Prefiro, para sair do inferno, as naturezas desse convulsionário tranquilo às fervilhantes composições de Breughel, o Velho, ou de Jerônimo Bosch, que, em face dele, são artistas, enquanto que Van Gogh é apenas um pobre ignorante que se esforça para não se enganar" (p.61).
(...) o pensamento é o luxo da paz (...) a humanidade não quer pagar o preço de viver, de entrar neste conflito natural de forças que conpõem a realidade para extrair daí um corpo que nenhuma tempestade poderá danificar.

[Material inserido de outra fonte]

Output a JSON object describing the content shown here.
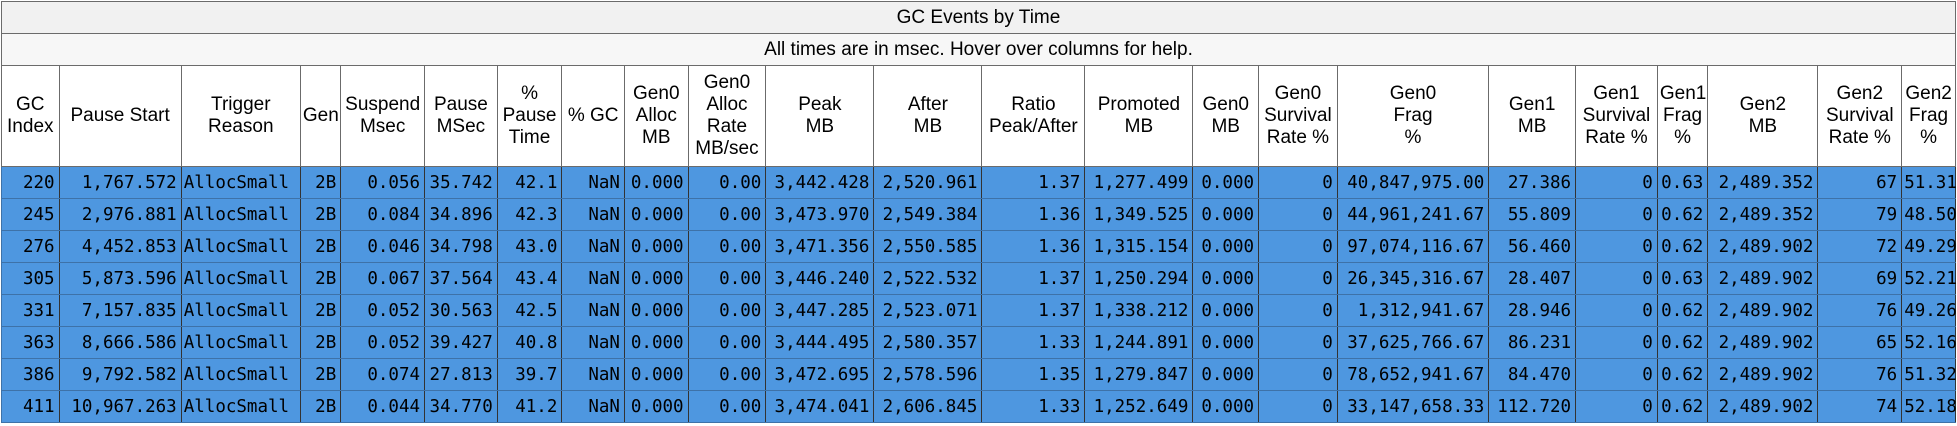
{
  "header": {
    "title": "GC Events by Time",
    "subtitle": "All times are in msec. Hover over columns for help."
  },
  "columns": [
    {
      "key": "gc_index",
      "label": "GC\nIndex"
    },
    {
      "key": "pause_start",
      "label": "Pause Start"
    },
    {
      "key": "trigger_reason",
      "label": "Trigger\nReason"
    },
    {
      "key": "gen",
      "label": "Gen"
    },
    {
      "key": "suspend_msec",
      "label": "Suspend\nMsec"
    },
    {
      "key": "pause_msec",
      "label": "Pause\nMSec"
    },
    {
      "key": "pct_pause_time",
      "label": "%\nPause\nTime"
    },
    {
      "key": "pct_gc",
      "label": "% GC"
    },
    {
      "key": "gen0_alloc_mb",
      "label": "Gen0\nAlloc\nMB"
    },
    {
      "key": "gen0_alloc_rate",
      "label": "Gen0\nAlloc\nRate\nMB/sec"
    },
    {
      "key": "peak_mb",
      "label": "Peak\nMB"
    },
    {
      "key": "after_mb",
      "label": "After\nMB"
    },
    {
      "key": "ratio_peak_after",
      "label": "Ratio\nPeak/After"
    },
    {
      "key": "promoted_mb",
      "label": "Promoted\nMB"
    },
    {
      "key": "gen0_mb",
      "label": "Gen0\nMB"
    },
    {
      "key": "gen0_survival_rate",
      "label": "Gen0\nSurvival\nRate %"
    },
    {
      "key": "gen0_frag",
      "label": "Gen0\nFrag\n%"
    },
    {
      "key": "gen1_mb",
      "label": "Gen1\nMB"
    },
    {
      "key": "gen1_survival_rate",
      "label": "Gen1\nSurvival\nRate %"
    },
    {
      "key": "gen1_frag",
      "label": "Gen1\nFrag\n%"
    },
    {
      "key": "gen2_mb",
      "label": "Gen2\nMB"
    },
    {
      "key": "gen2_survival_rate",
      "label": "Gen2\nSurvival\nRate %"
    },
    {
      "key": "gen2_frag",
      "label": "Gen2\nFrag\n%"
    }
  ],
  "rows": [
    [
      "220",
      "1,767.572",
      "AllocSmall",
      "2B",
      "0.056",
      "35.742",
      "42.1",
      "NaN",
      "0.000",
      "0.00",
      "3,442.428",
      "2,520.961",
      "1.37",
      "1,277.499",
      "0.000",
      "0",
      "40,847,975.00",
      "27.386",
      "0",
      "0.63",
      "2,489.352",
      "67",
      "51.31"
    ],
    [
      "245",
      "2,976.881",
      "AllocSmall",
      "2B",
      "0.084",
      "34.896",
      "42.3",
      "NaN",
      "0.000",
      "0.00",
      "3,473.970",
      "2,549.384",
      "1.36",
      "1,349.525",
      "0.000",
      "0",
      "44,961,241.67",
      "55.809",
      "0",
      "0.62",
      "2,489.352",
      "79",
      "48.50"
    ],
    [
      "276",
      "4,452.853",
      "AllocSmall",
      "2B",
      "0.046",
      "34.798",
      "43.0",
      "NaN",
      "0.000",
      "0.00",
      "3,471.356",
      "2,550.585",
      "1.36",
      "1,315.154",
      "0.000",
      "0",
      "97,074,116.67",
      "56.460",
      "0",
      "0.62",
      "2,489.902",
      "72",
      "49.29"
    ],
    [
      "305",
      "5,873.596",
      "AllocSmall",
      "2B",
      "0.067",
      "37.564",
      "43.4",
      "NaN",
      "0.000",
      "0.00",
      "3,446.240",
      "2,522.532",
      "1.37",
      "1,250.294",
      "0.000",
      "0",
      "26,345,316.67",
      "28.407",
      "0",
      "0.63",
      "2,489.902",
      "69",
      "52.21"
    ],
    [
      "331",
      "7,157.835",
      "AllocSmall",
      "2B",
      "0.052",
      "30.563",
      "42.5",
      "NaN",
      "0.000",
      "0.00",
      "3,447.285",
      "2,523.071",
      "1.37",
      "1,338.212",
      "0.000",
      "0",
      "1,312,941.67",
      "28.946",
      "0",
      "0.62",
      "2,489.902",
      "76",
      "49.26"
    ],
    [
      "363",
      "8,666.586",
      "AllocSmall",
      "2B",
      "0.052",
      "39.427",
      "40.8",
      "NaN",
      "0.000",
      "0.00",
      "3,444.495",
      "2,580.357",
      "1.33",
      "1,244.891",
      "0.000",
      "0",
      "37,625,766.67",
      "86.231",
      "0",
      "0.62",
      "2,489.902",
      "65",
      "52.16"
    ],
    [
      "386",
      "9,792.582",
      "AllocSmall",
      "2B",
      "0.074",
      "27.813",
      "39.7",
      "NaN",
      "0.000",
      "0.00",
      "3,472.695",
      "2,578.596",
      "1.35",
      "1,279.847",
      "0.000",
      "0",
      "78,652,941.67",
      "84.470",
      "0",
      "0.62",
      "2,489.902",
      "76",
      "51.32"
    ],
    [
      "411",
      "10,967.263",
      "AllocSmall",
      "2B",
      "0.044",
      "34.770",
      "41.2",
      "NaN",
      "0.000",
      "0.00",
      "3,474.041",
      "2,606.845",
      "1.33",
      "1,252.649",
      "0.000",
      "0",
      "33,147,658.33",
      "112.720",
      "0",
      "0.62",
      "2,489.902",
      "74",
      "52.18"
    ]
  ],
  "colors": {
    "row_background": "#4e97e0",
    "header_background": "#ffffff",
    "banner_background": "#f1f1f1",
    "grid_line": "#6b6b6b"
  }
}
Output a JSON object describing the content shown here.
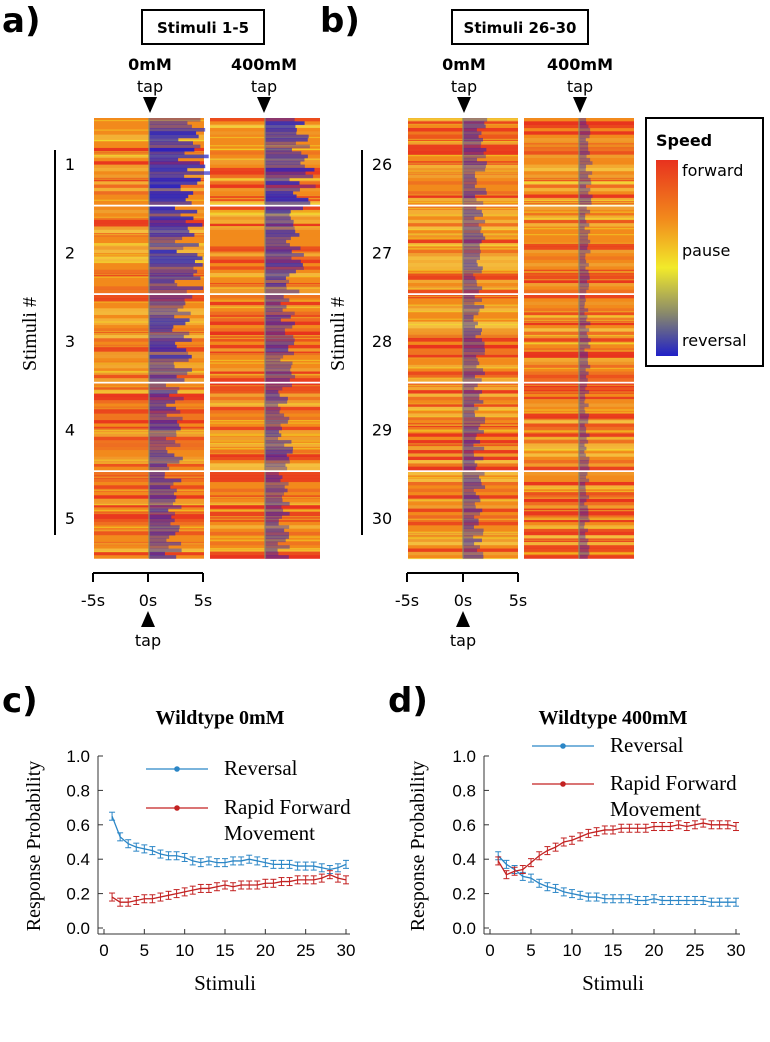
{
  "heatmaps": {
    "colormap_title": "Speed",
    "colormap_labels": [
      "forward",
      "pause",
      "reversal"
    ],
    "colors": {
      "forward": "#e8321e",
      "orange": "#f28a1c",
      "pause": "#f2ea2a",
      "mid": "#8a8a6a",
      "reversal": "#2020c8"
    },
    "tap_label": "tap",
    "stimuli_axis_label": "Stimuli #",
    "time_ticks": [
      "-5s",
      "0s",
      "5s"
    ],
    "panels": [
      {
        "letter": "a)",
        "title": "Stimuli 1-5",
        "conditions": [
          "0mM",
          "400mM"
        ],
        "stimuli": [
          "1",
          "2",
          "3",
          "4",
          "5"
        ],
        "reversal_strength_0mM": [
          1.0,
          0.85,
          0.7,
          0.55,
          0.5
        ],
        "reversal_strength_400mM": [
          0.8,
          0.6,
          0.45,
          0.4,
          0.35
        ]
      },
      {
        "letter": "b)",
        "title": "Stimuli 26-30",
        "conditions": [
          "0mM",
          "400mM"
        ],
        "stimuli": [
          "26",
          "27",
          "28",
          "29",
          "30"
        ],
        "reversal_strength_0mM": [
          0.35,
          0.3,
          0.3,
          0.3,
          0.3
        ],
        "reversal_strength_400mM": [
          0.15,
          0.12,
          0.12,
          0.1,
          0.1
        ]
      }
    ]
  },
  "chart_data": [
    {
      "type": "line",
      "panel": "c)",
      "title": "Wildtype 0mM",
      "xlabel": "Stimuli",
      "ylabel": "Response Probability",
      "xlim": [
        0,
        30
      ],
      "ylim": [
        0,
        1.0
      ],
      "xticks": [
        0,
        5,
        10,
        15,
        20,
        25,
        30
      ],
      "yticks": [
        0.0,
        0.2,
        0.4,
        0.6,
        0.8,
        1.0
      ],
      "x": [
        1,
        2,
        3,
        4,
        5,
        6,
        7,
        8,
        9,
        10,
        11,
        12,
        13,
        14,
        15,
        16,
        17,
        18,
        19,
        20,
        21,
        22,
        23,
        24,
        25,
        26,
        27,
        28,
        29,
        30
      ],
      "series": [
        {
          "name": "Reversal",
          "legend_lines": [
            "Reversal"
          ],
          "color": "#2b86c6",
          "values": [
            0.65,
            0.53,
            0.49,
            0.47,
            0.46,
            0.45,
            0.43,
            0.42,
            0.42,
            0.41,
            0.39,
            0.38,
            0.39,
            0.38,
            0.38,
            0.39,
            0.39,
            0.4,
            0.39,
            0.38,
            0.37,
            0.37,
            0.37,
            0.36,
            0.36,
            0.36,
            0.35,
            0.34,
            0.35,
            0.37
          ]
        },
        {
          "name": "Rapid Forward Movement",
          "legend_lines": [
            "Rapid Forward",
            "Movement"
          ],
          "color": "#c32222",
          "values": [
            0.18,
            0.15,
            0.15,
            0.16,
            0.17,
            0.17,
            0.18,
            0.19,
            0.2,
            0.21,
            0.22,
            0.23,
            0.23,
            0.24,
            0.25,
            0.24,
            0.25,
            0.25,
            0.25,
            0.26,
            0.26,
            0.27,
            0.27,
            0.28,
            0.28,
            0.28,
            0.29,
            0.31,
            0.29,
            0.28
          ]
        }
      ]
    },
    {
      "type": "line",
      "panel": "d)",
      "title": "Wildtype 400mM",
      "xlabel": "Stimuli",
      "ylabel": "Response Probability",
      "xlim": [
        0,
        30
      ],
      "ylim": [
        0,
        1.0
      ],
      "xticks": [
        0,
        5,
        10,
        15,
        20,
        25,
        30
      ],
      "yticks": [
        0.0,
        0.2,
        0.4,
        0.6,
        0.8,
        1.0
      ],
      "x": [
        1,
        2,
        3,
        4,
        5,
        6,
        7,
        8,
        9,
        10,
        11,
        12,
        13,
        14,
        15,
        16,
        17,
        18,
        19,
        20,
        21,
        22,
        23,
        24,
        25,
        26,
        27,
        28,
        29,
        30
      ],
      "series": [
        {
          "name": "Reversal",
          "legend_lines": [
            "Reversal"
          ],
          "color": "#2b86c6",
          "values": [
            0.42,
            0.37,
            0.34,
            0.3,
            0.29,
            0.26,
            0.24,
            0.23,
            0.21,
            0.2,
            0.19,
            0.18,
            0.18,
            0.17,
            0.17,
            0.17,
            0.17,
            0.16,
            0.16,
            0.17,
            0.16,
            0.16,
            0.16,
            0.16,
            0.16,
            0.16,
            0.15,
            0.15,
            0.15,
            0.15
          ]
        },
        {
          "name": "Rapid Forward Movement",
          "legend_lines": [
            "Rapid Forward",
            "Movement"
          ],
          "color": "#c32222",
          "values": [
            0.39,
            0.31,
            0.33,
            0.34,
            0.38,
            0.42,
            0.45,
            0.47,
            0.5,
            0.51,
            0.53,
            0.55,
            0.56,
            0.57,
            0.57,
            0.58,
            0.58,
            0.58,
            0.58,
            0.59,
            0.59,
            0.59,
            0.6,
            0.59,
            0.6,
            0.61,
            0.6,
            0.6,
            0.6,
            0.59
          ]
        }
      ]
    }
  ]
}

Ela preferiu contentar-se em simplesmente existir.
Quanto à vida, é no gênio do artista que ela tem o hábito de ir procurá-la.
Ora, Van Gogh, que tinha assado a própria mão, jamais teve medo de guerrear para viver, isto é, para arrebatar o fato de viver à idéia de existir, e tudo pode certamente existir sem pagar o preço de ser, e tudo pode ser sem pagar, como Van Gogh, o desatinado, o preço de irradiar e de rutilar.
Foi isto que a sociedade lhe arrebatou para fazer a cultura turca, esta honestidade de fachada que tem o crime como origem e apoio.
E por isso Van Gogh morreu suicidado, visto que o consenso da consciência geral não pode mais tolerá-lo.
(...) Só a guerra perpétua explica uma paz que é apenas passagem, assim como o leite prestes a derramar explica a caçarola na qual ferve.
Desconfie das belas paisagens de Van Gogh turbilhonantes e pacíficas,convulcionadas e pacificadas.
É a saúde entre duas recaídas da febreardente que vai passar.
É a febre entre duas recaídas de uma inssureição de boa saúde.
Um dia a pintura de Van Gogh armada de febre e de boa saúde, voltará para lançar no ar a poeira de um mundo enjaulado que seu coração já não podia suportar "(p.79-81).
(In: Van Gogh - O suicida da sociedade. Rio de Janeiro: José Olympio, 2007).